From machines to microchips, factory to laptop, mass production to small teams or even the lone entrepreneur the gigantic institutions of the Industrial Age are being reduced to smaller and smaller parts. As the Information Age advances the risk of violence decreases because as the scale of an operation declines so likewise does its potential for sabotage or blackmail and the increased location independence afforded by the Internet multiplies the inherent safety an asset or individual enjoys. Despite Sulter’s proclamation at 2:08, “I want this country to realize that we stand on the edge of oblivion. I want everyone to remember *why* they need us!” But we, humanity, do not need them even if they think they can clean up some oil.
CONCLUSION
For those who rely on coercion instead of consent the transition to the Information Age is being particularly harsh to their immoral business models. They are now opposing both natural and economic law. The financial elite and political elite of America and Europe are now beginning to infight. This is resulting in the State losing legitimacy in the eyes of the masses.

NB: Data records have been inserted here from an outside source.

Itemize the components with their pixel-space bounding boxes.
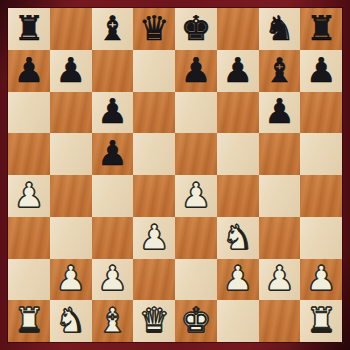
- square-g4[interactable]: [259, 175, 301, 217]
- black-pawn[interactable]: ♟: [97, 136, 127, 170]
- square-f6[interactable]: [217, 92, 259, 134]
- square-b4[interactable]: [50, 175, 92, 217]
- square-e7[interactable]: ♟: [175, 50, 217, 92]
- square-d1[interactable]: ♛: [133, 300, 175, 342]
- white-pawn[interactable]: ♟: [306, 261, 336, 295]
- black-bishop[interactable]: ♝: [97, 11, 127, 45]
- square-f5[interactable]: [217, 133, 259, 175]
- square-e8[interactable]: ♚: [175, 8, 217, 50]
- square-b3[interactable]: [50, 217, 92, 259]
- square-a2[interactable]: [8, 259, 50, 301]
- square-g8[interactable]: ♞: [259, 8, 301, 50]
- white-pawn[interactable]: ♟: [55, 261, 85, 295]
- square-e2[interactable]: [175, 259, 217, 301]
- square-d8[interactable]: ♛: [133, 8, 175, 50]
- square-c4[interactable]: [92, 175, 134, 217]
- square-c3[interactable]: [92, 217, 134, 259]
- square-g1[interactable]: [259, 300, 301, 342]
- square-f4[interactable]: [217, 175, 259, 217]
- square-e4[interactable]: ♟: [175, 175, 217, 217]
- square-e6[interactable]: [175, 92, 217, 134]
- square-e1[interactable]: ♚: [175, 300, 217, 342]
- square-c5[interactable]: ♟: [92, 133, 134, 175]
- square-a3[interactable]: [8, 217, 50, 259]
- white-pawn[interactable]: ♟: [264, 261, 294, 295]
- square-a8[interactable]: ♜: [8, 8, 50, 50]
- white-pawn[interactable]: ♟: [181, 178, 211, 212]
- square-h1[interactable]: ♜: [300, 300, 342, 342]
- square-g5[interactable]: [259, 133, 301, 175]
- square-h4[interactable]: [300, 175, 342, 217]
- white-rook[interactable]: ♜: [14, 303, 44, 337]
- white-pawn[interactable]: ♟: [222, 261, 252, 295]
- square-f8[interactable]: [217, 8, 259, 50]
- square-a6[interactable]: [8, 92, 50, 134]
- black-pawn[interactable]: ♟: [222, 53, 252, 87]
- square-a1[interactable]: ♜: [8, 300, 50, 342]
- black-rook[interactable]: ♜: [14, 11, 44, 45]
- square-b1[interactable]: ♞: [50, 300, 92, 342]
- black-queen[interactable]: ♛: [139, 11, 169, 45]
- black-pawn[interactable]: ♟: [264, 94, 294, 128]
- square-d3[interactable]: ♟: [133, 217, 175, 259]
- chess-board: ♜♝♛♚♞♜♟♟♟♟♝♟♟♟♟♟♟♟♞♟♟♟♟♟♜♞♝♛♚♜: [8, 8, 342, 342]
- black-pawn[interactable]: ♟: [55, 53, 85, 87]
- square-h2[interactable]: ♟: [300, 259, 342, 301]
- square-g7[interactable]: ♝: [259, 50, 301, 92]
- square-a5[interactable]: [8, 133, 50, 175]
- square-c6[interactable]: ♟: [92, 92, 134, 134]
- square-b7[interactable]: ♟: [50, 50, 92, 92]
- black-pawn[interactable]: ♟: [181, 53, 211, 87]
- square-e3[interactable]: [175, 217, 217, 259]
- square-f3[interactable]: ♞: [217, 217, 259, 259]
- black-king[interactable]: ♚: [181, 11, 211, 45]
- square-c1[interactable]: ♝: [92, 300, 134, 342]
- square-h8[interactable]: ♜: [300, 8, 342, 50]
- square-g6[interactable]: ♟: [259, 92, 301, 134]
- square-b8[interactable]: [50, 8, 92, 50]
- square-c2[interactable]: ♟: [92, 259, 134, 301]
- white-king[interactable]: ♚: [181, 303, 211, 337]
- black-rook[interactable]: ♜: [306, 11, 336, 45]
- square-c8[interactable]: ♝: [92, 8, 134, 50]
- black-bishop[interactable]: ♝: [264, 53, 294, 87]
- square-h6[interactable]: [300, 92, 342, 134]
- square-b5[interactable]: [50, 133, 92, 175]
- white-queen[interactable]: ♛: [139, 303, 169, 337]
- square-e5[interactable]: [175, 133, 217, 175]
- square-h7[interactable]: ♟: [300, 50, 342, 92]
- square-d5[interactable]: [133, 133, 175, 175]
- square-g3[interactable]: [259, 217, 301, 259]
- square-d6[interactable]: [133, 92, 175, 134]
- white-knight[interactable]: ♞: [222, 220, 252, 254]
- square-b2[interactable]: ♟: [50, 259, 92, 301]
- board-frame: ♜♝♛♚♞♜♟♟♟♟♝♟♟♟♟♟♟♟♞♟♟♟♟♟♜♞♝♛♚♜: [0, 0, 350, 350]
- black-pawn[interactable]: ♟: [14, 53, 44, 87]
- square-a4[interactable]: ♟: [8, 175, 50, 217]
- white-knight[interactable]: ♞: [55, 303, 85, 337]
- black-pawn[interactable]: ♟: [97, 94, 127, 128]
- square-d7[interactable]: [133, 50, 175, 92]
- square-f2[interactable]: ♟: [217, 259, 259, 301]
- square-g2[interactable]: ♟: [259, 259, 301, 301]
- white-bishop[interactable]: ♝: [97, 303, 127, 337]
- square-f1[interactable]: [217, 300, 259, 342]
- white-pawn[interactable]: ♟: [139, 220, 169, 254]
- square-f7[interactable]: ♟: [217, 50, 259, 92]
- black-knight[interactable]: ♞: [264, 11, 294, 45]
- white-rook[interactable]: ♜: [306, 303, 336, 337]
- square-a7[interactable]: ♟: [8, 50, 50, 92]
- white-pawn[interactable]: ♟: [14, 178, 44, 212]
- square-b6[interactable]: [50, 92, 92, 134]
- white-pawn[interactable]: ♟: [97, 261, 127, 295]
- square-c7[interactable]: [92, 50, 134, 92]
- square-d2[interactable]: [133, 259, 175, 301]
- square-h5[interactable]: [300, 133, 342, 175]
- black-pawn[interactable]: ♟: [306, 53, 336, 87]
- square-h3[interactable]: [300, 217, 342, 259]
- square-d4[interactable]: [133, 175, 175, 217]
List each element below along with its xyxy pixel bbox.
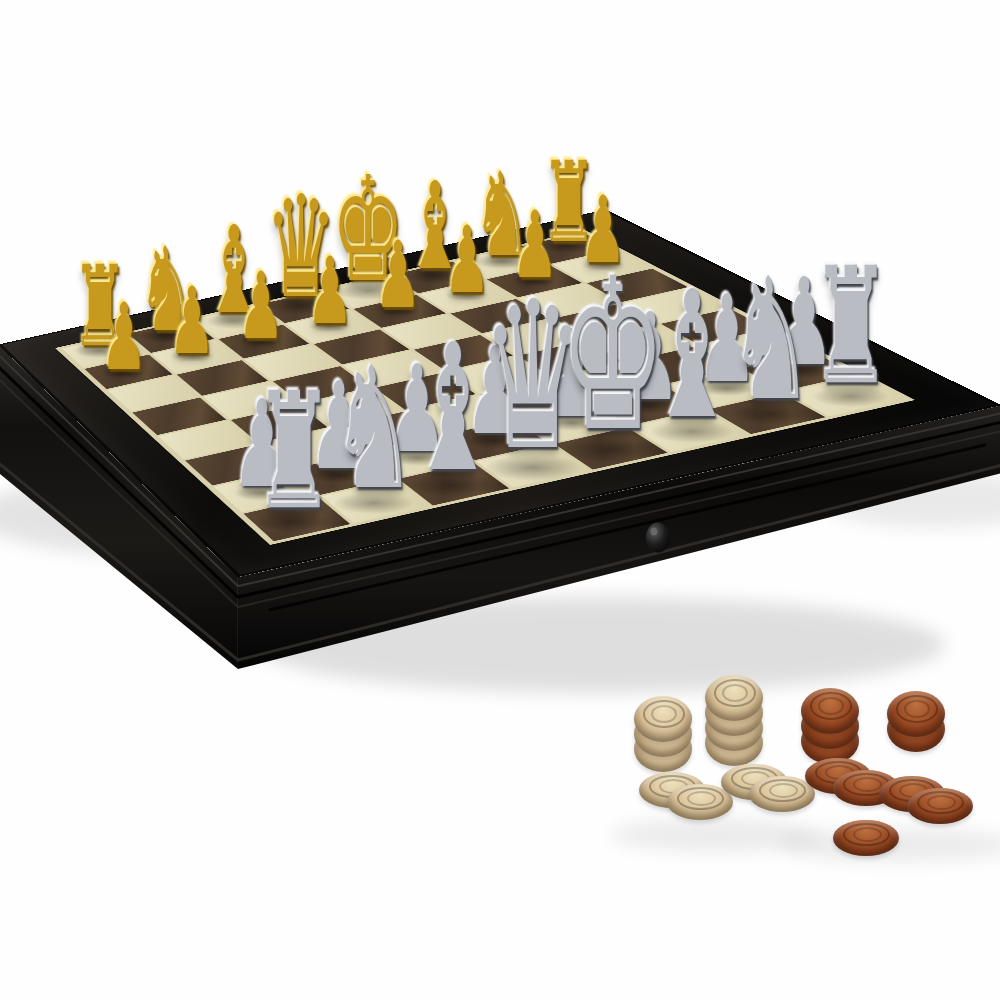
checker-groove-ring-inner — [687, 791, 716, 806]
checker-light — [749, 776, 815, 812]
checker-groove-ring-inner — [769, 783, 798, 798]
checker-dark — [833, 820, 899, 856]
product-photo: ♜♞♝♛♚♝♞♜♟♟♟♟♟♟♟♟♟♟♟♟♟♟♟♟♜♞♝♛♚♝♞♜ — [0, 0, 1000, 1000]
checkers-pieces-layer — [0, 0, 1000, 1000]
checker-groove-ring-inner — [927, 795, 956, 810]
checker-groove-ring-inner — [853, 827, 882, 842]
checker-light — [705, 675, 763, 721]
checker-dark — [907, 788, 973, 824]
checker-groove-ring-inner — [853, 777, 882, 792]
checker-dark — [887, 691, 945, 737]
checker-dark — [801, 688, 859, 734]
checker-light — [634, 696, 692, 742]
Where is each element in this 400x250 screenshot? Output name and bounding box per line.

While the time frame is likely far into the future, first the European Union will collapse and later the United States. But this is not uncharted territory but instead a trend of the nation-state collapsing under its own weight which started with the Berlin Wall and Russia. To avoid being collateral damage I elucidated several tips in chapter six of The Great Credit Contraction.
My next book, which I have co-authored with Bill Rounds, is currently with the publisher and hopefully will be available within a couple months. It will magnify the suggestions from chapter six and I think many will find it tremendously useful. As an old Chinese proverb says, “Of all the thirty-six ways to get out of trouble, the best way is – leave.”
DISCLOSURES: Long physical gold, silver and platinum with no interest in the problematic SLV, Streettracks Gold ETF Trust Shares or the platinum ETFs.